Introduction

In this post, I would like to write about an interesting concept I learned while reading Designing Data-Intensive Applications by Martin Kleppmann. More specifically, it’s a story of how Twitter handled some of its scalability challenges related to users’ personalized timelines. If you work on an application with some sort of a personalized feed/timeline for each user, the idea introduced here might help you improve the performance or give you inspiration for your next app’s architecture.

Scaling timelines

In November 2012, at a conference in San Francisco, Raffi Krikorian published some data about two of Twitter’s main operations:

  • Post tweet - a user can post a new tweet to their followers (4,6k requests/sec on average, over 12k requests/sec at peak).
  • Home timeline - a user can view tweets posted by the people they follow (300k requests/sec).

With modern databases, handling 12,000 write requests is achievable fairly easily. But at Twitter, the challenge came not with the volume, but due to so-called fan-out. In transaction processing systems, this term is used to describe the number of requests to other services that need to be made to serve one incoming request. On Twitter, each user follows many people and each user is followed by many people. This means that when a new tweet is published, it needs to be delivered to all of the author’s followers. In some cases (e.g. celebrities with many followers), there might be a lot of work to do.

On a high level, there are two ways of implementing the two operations mentioned above. Let’s examine both of them.

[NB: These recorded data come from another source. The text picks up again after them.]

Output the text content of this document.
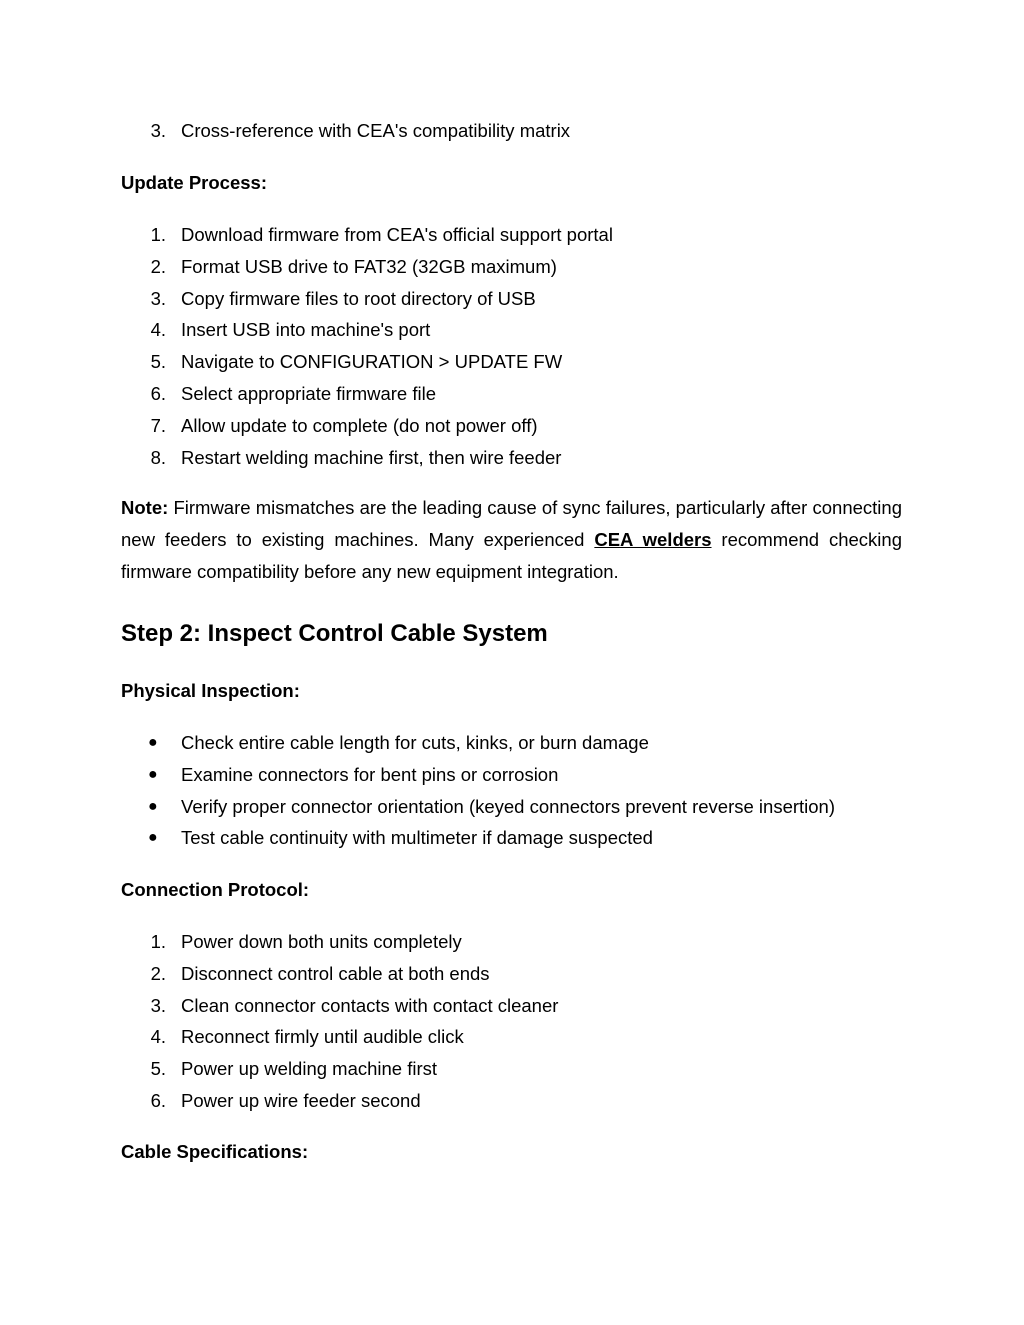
3. Cross-reference with CEA's compatibility matrix
Update Process:
1. Download firmware from CEA's official support portal
2. Format USB drive to FAT32 (32GB maximum)
3. Copy firmware files to root directory of USB
4. Insert USB into machine's port
5. Navigate to CONFIGURATION > UPDATE FW
6. Select appropriate firmware file
7. Allow update to complete (do not power off)
8. Restart welding machine first, then wire feeder

Note: Firmware mismatches are the leading cause of sync failures, particularly after connecting new feeders to existing machines. Many experienced CEA welders recommend checking firmware compatibility before any new equipment integration.

Step 2: Inspect Control Cable System
Physical Inspection:
● Check entire cable length for cuts, kinks, or burn damage
● Examine connectors for bent pins or corrosion
● Verify proper connector orientation (keyed connectors prevent reverse insertion)
● Test cable continuity with multimeter if damage suspected
Connection Protocol:
1. Power down both units completely
2. Disconnect control cable at both ends
3. Clean connector contacts with contact cleaner
4. Reconnect firmly until audible click
5. Power up welding machine first
6. Power up wire feeder second
Cable Specifications:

Traditional approach with relational schema

This is probably the first approach that comes to most developers’ minds. The idea is relatively simple. We need some kind of storage for all posted tweets. When a new tweet is posted, it’s simply inserted into this global collection of tweets. When a user opens the website and requests their home timeline, all the tweets from all the people they follow are merged and served on demand. In a traditional relational database, you might have three tables to handle this scenario: users, tweets, and follows.

  • users table
idfirst_namelast_nameusername
21ArkadiuszChmuraClouddJr
  • tweets table
iduser_idcontentcreated_at
1421Hello World!2022-03-26 17:46:11
  • follows table
follower_idfollowee_id
1921221

Then, to get all the relevant tweets to assemble a user’s timeline, the SQL query could look like this:

SELECT
	tweets.*,
	users.*
FROM
	tweets
	JOIN users ON tweets.user_id = users.id
	JOIN follows ON follows.followee_id = users.id
WHERE
	follows.follower_id = CURRENT_USER

The biggest problem here is that we have to execute the above query every time we want to display a timeline for any user. It’s not hard to imagine the huge amount of work required when there are a lot of users on the platform with a substantial number of people they follow frequently accessing the website.

The first version of Twitter used this approach, but the system struggled to keep up with the load of home timeline queries. The number of users on the platform kept growing, so they had to introduce another solution.

Maintaining a cache for individual timelines

Here, the basic idea is that we prepare, or cache, each user’s home timeline ahead of time so that when it’s requested, no additional work is required. When a user posts a tweet, besides being stored in a table, it’s immediately inserted into timeline caches for all of their followers. Thanks to this, reading a timeline is very cheap, because it has already been computed - it’s enough to just read from the cache. There is no need for any other expensive database operations. This concept is visualized in the image below.

Twitter’s data pipeline for delivering tweets to followers (2012)

Twitter’s data pipeline for delivering tweets to followers (2012)

When it comes to actual tools that you could use to implement the timeline caching mechanism, a great option would be a very popular, open-source, in-memory data store called Redis.

However, while reading all relevant tweets for each user is very cheap right now, there is one downside of this approach. Posting a tweet now requires a lot of additional work. Besides storing it in a table, it has to be inserted into many other caches. The average number of followers per user is 75, which means 4,6k new tweets per second becomes 345k writes per second to the home timeline caches (4,6k * 75).

But the average is affected mainly by users with many followers (there are some with more than 30 million). The majority of users have much fewer followers. This means that the extra work required for the fan-out when posting a new tweet is only noticeable for that small number of users with a very large number of followers.

For this reason, Twitter moved to a hybrid approach to take the best of both worlds. Tweets from “regular” users continue to be fanned-out to timeline caches, as illustrated above, while tweets from celebrities are excepted from that process. When a home timeline is requested, tweets from celebrities are fetched separately from the database and merged with what’s inside the user’s cache.

Summary

If you found this story interesting, you might enjoy reading the book it was mentioned in - Designing Data-Intensive Applications. It’s a good combination of the theory behind many enterprise-level tools and practical engineering. It compares many tools and approaches, including their strengths and weaknesses, to make it easier for us to decide what’s best for our applications.